Saturday, February 6, 2010

Flight of the "Question Mark"

The U.S. Air Force website has updated their feature on the Question Mark, a three-engine Fokker C-2 which played a major role in the development of air refueling: Flight of the 'Question Mark'.
The flight, born from the ingenuity of Airmen through their experiences in World War I, lasted from Jan. 1-7, 1929; a total of 150 hours and 40 minutes. The crew flew a 110-mile racetrack from Santa Monica, Calif., to San Diego, Calif.... During the flight, they made 43 contacts with the tanker aircraft. Each contact lasted about seven and a half minutes, with the two aircraft about 15 to 20 feet apart. Day-time contacts took place at an altitude between 2,000 and 3,000 feet, and the 10 night-time contacts took place between 5,000 and 7,000 feet.


These historic flights were not the U.S. Army Air Corps' first attempts at aerial refuelling:
Air refueling... had humble beginnings. The first attempts were in 1921 with the employment of five-gallon gas cans when a U.S. Navy lieutenant, in the back of a Huff-Daland HD-4, used a grappling hook to snag a gas can from a float in the Potomac River.

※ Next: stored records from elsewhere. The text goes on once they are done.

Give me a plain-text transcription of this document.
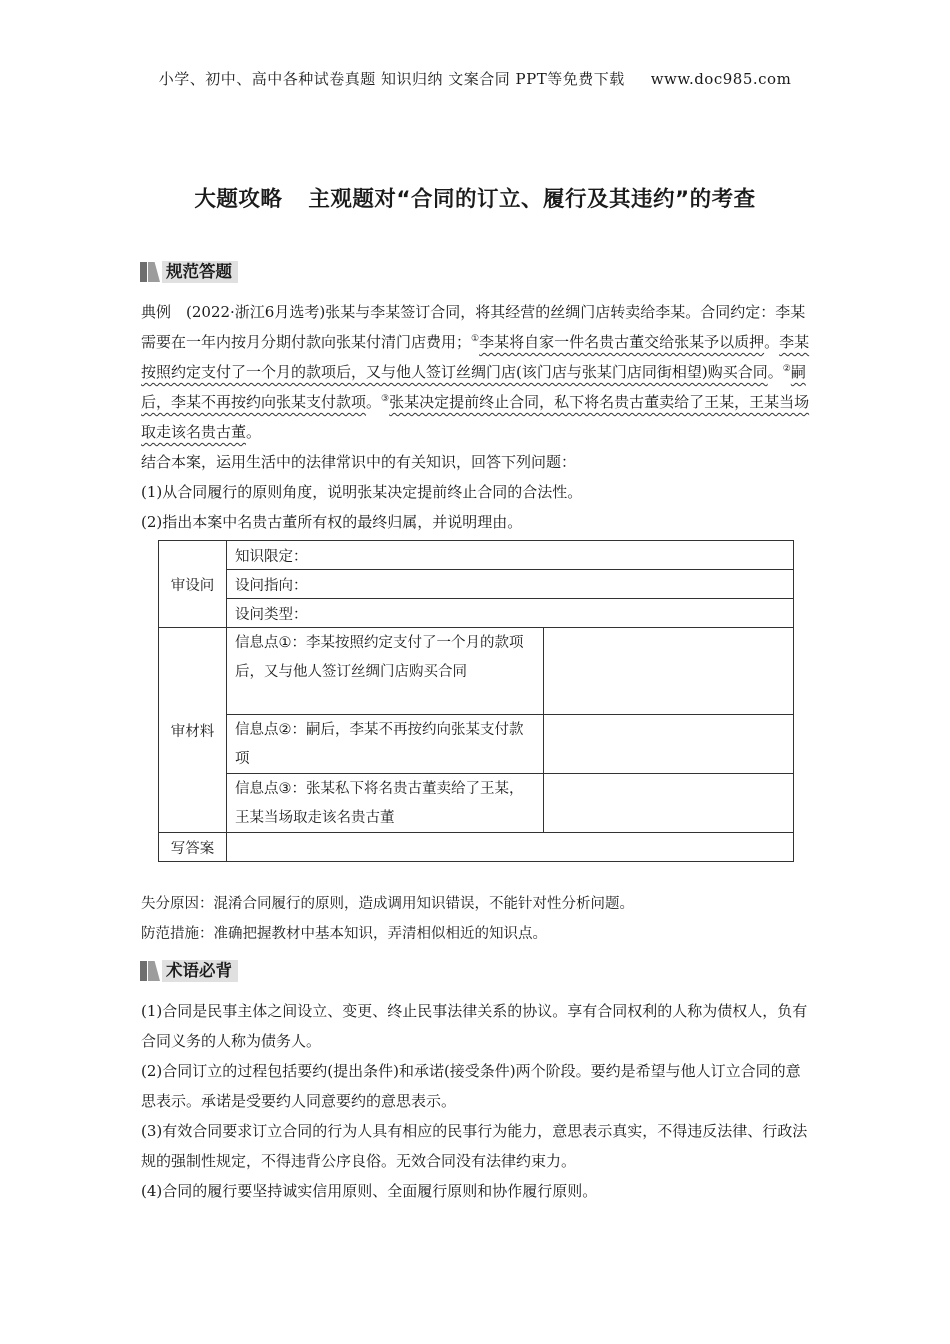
小学、初中、高中各种试卷真题 知识归纳 文案合同 PPT等免费下载 www.doc985.com
大题攻略 主观题对“合同的订立、履行及其违约”的考查
规范答题
典例　(2022·浙江6月选考)张某与李某签订合同，将其经营的丝绸门店转卖给李某。合同约定：李某需要在一年内按月分期付款向张某付清门店费用；①李某将自家一件名贵古董交给张某予以质押。李某按照约定支付了一个月的款项后，又与他人签订丝绸门店(该门店与张某门店同街相望)购买合同。②嗣后，李某不再按约向张某支付款项。③张某决定提前终止合同，私下将名贵古董卖给了王某，王某当场取走该名贵古董。
结合本案，运用生活中的法律常识中的有关知识，回答下列问题：
(1)从合同履行的原则角度，说明张某决定提前终止合同的合法性。
(2)指出本案中名贵古董所有权的最终归属，并说明理由。
审设问	知识限定：	
	设问指向：	
	设问类型：	
审材料	信息点①：李某按照约定支付了一个月的款项后，又与他人签订丝绸门店购买合同	
	信息点②：嗣后，李某不再按约向张某支付款项	
	信息点③：张某私下将名贵古董卖给了王某，王某当场取走该名贵古董	
写答案		
失分原因：混淆合同履行的原则，造成调用知识错误，不能针对性分析问题。
防范措施：准确把握教材中基本知识，弄清相似相近的知识点。
术语必背
(1)合同是民事主体之间设立、变更、终止民事法律关系的协议。享有合同权利的人称为债权人，负有合同义务的人称为债务人。
(2)合同订立的过程包括要约(提出条件)和承诺(接受条件)两个阶段。要约是希望与他人订立合同的意思表示。承诺是受要约人同意要约的意思表示。
(3)有效合同要求订立合同的行为人具有相应的民事行为能力，意思表示真实，不得违反法律、行政法规的强制性规定，不得违背公序良俗。无效合同没有法律约束力。
(4)合同的履行要坚持诚实信用原则、全面履行原则和协作履行原则。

In another attempt, a wing walker with a gas can strapped to his back, climbed from an airborne Lincoln Standard to a Curtiss JN-4 to pour gas into the aircraft's tank.
While these two publicity stunts deserve mention, the first air-to-air refueling using a gravity-flow hose occurred in 1923. Earlier that year, the Army Air Service had equipped two de Haviland DH-4Bs with in-flight hoses. After installation, testing and preparation, the Army Air Service was ready to put it to use. On June 27, one of the DH-4s flew a six-hour-and-38-minute flight that included two air refuelings.